Announced Sept. 28, University of Waterloo startup Avro Life Science was honoured as one of 20 finalists for the James Dyson Award short list.
The prestigious international competition takes place annually to showcase the best student design and engineering projects.
Avro Life Science was celebrated for its development of trans-dermal drug delivery systems, starting with an allergy medications for kids.
The technology takes the form of a patch, which allows drugs to be delivered directly to the system via the skin.
Avro Life Science co-founder, Keean Sarani, said the team entered into the Dyson Award because they “thought it would be a good idea to showcase the design and engineering we do outside of Avro, and also demonstrate the design power that’s in the Waterloo Region.”
Sarani thanks his mentors for their success and is humbled to have made the top 20 list.
“We think it demonstrates the entrepreneurial ecosystem that Waterloo uses and the opportunity to get it out there for students in any age or any year at Waterloo,” said Sarani.

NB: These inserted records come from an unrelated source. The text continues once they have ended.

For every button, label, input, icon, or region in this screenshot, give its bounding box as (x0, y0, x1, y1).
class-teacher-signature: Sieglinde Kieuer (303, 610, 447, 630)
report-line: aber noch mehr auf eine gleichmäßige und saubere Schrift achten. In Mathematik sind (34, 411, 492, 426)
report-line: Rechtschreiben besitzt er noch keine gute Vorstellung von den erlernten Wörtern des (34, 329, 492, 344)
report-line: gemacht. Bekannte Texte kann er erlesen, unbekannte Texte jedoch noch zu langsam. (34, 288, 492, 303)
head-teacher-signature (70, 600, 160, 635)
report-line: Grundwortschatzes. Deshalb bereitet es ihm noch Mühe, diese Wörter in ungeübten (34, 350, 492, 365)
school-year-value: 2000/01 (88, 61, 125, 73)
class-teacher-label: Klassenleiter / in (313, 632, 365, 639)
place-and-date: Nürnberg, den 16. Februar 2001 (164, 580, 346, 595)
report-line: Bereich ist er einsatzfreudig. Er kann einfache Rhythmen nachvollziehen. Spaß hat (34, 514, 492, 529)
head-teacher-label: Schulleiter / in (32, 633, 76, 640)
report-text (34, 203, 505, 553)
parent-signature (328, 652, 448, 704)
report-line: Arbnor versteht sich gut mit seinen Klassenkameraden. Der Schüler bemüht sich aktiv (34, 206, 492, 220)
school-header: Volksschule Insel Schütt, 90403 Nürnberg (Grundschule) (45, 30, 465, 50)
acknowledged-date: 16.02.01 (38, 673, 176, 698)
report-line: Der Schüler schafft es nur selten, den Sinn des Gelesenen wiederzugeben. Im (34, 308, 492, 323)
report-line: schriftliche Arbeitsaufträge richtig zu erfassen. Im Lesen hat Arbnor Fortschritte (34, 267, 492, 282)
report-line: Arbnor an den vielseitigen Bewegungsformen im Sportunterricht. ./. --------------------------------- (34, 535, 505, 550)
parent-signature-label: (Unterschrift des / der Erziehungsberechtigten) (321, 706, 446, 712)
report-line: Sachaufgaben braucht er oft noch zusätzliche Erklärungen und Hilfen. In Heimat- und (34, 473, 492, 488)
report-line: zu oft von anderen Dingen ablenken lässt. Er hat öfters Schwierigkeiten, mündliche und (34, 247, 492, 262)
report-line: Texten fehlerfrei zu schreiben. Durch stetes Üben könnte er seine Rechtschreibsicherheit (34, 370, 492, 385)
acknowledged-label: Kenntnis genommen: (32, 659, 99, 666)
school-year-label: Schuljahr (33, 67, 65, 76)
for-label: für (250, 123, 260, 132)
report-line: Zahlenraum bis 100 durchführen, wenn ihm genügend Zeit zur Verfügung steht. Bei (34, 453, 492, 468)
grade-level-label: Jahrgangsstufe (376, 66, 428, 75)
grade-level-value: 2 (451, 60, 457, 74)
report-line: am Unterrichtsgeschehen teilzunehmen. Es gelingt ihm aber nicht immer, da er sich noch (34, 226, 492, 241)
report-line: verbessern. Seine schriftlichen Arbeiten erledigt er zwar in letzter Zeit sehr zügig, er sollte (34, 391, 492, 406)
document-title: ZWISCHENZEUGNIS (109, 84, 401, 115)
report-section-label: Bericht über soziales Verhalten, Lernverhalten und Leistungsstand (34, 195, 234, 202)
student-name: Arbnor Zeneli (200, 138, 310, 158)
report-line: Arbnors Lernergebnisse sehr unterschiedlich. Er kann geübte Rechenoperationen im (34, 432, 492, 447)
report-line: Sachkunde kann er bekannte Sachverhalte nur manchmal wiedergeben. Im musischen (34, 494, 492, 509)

“Our experience has been great so far, giving us great international exposure and the attraction that continues to be a factor.”
When asked what he would like to share with students aspiring to launch their own startup, Sarani’s advice was simple: “Just go for it.”
“Who cares if it you don’t make it? You can always try again later. If [by] some chance you are successful in it now, you have nothing to lose,” he said.
“I started Avro about halfway through the first semester of first year. We didn’t know what we were doing, but we kind of learned along the way.”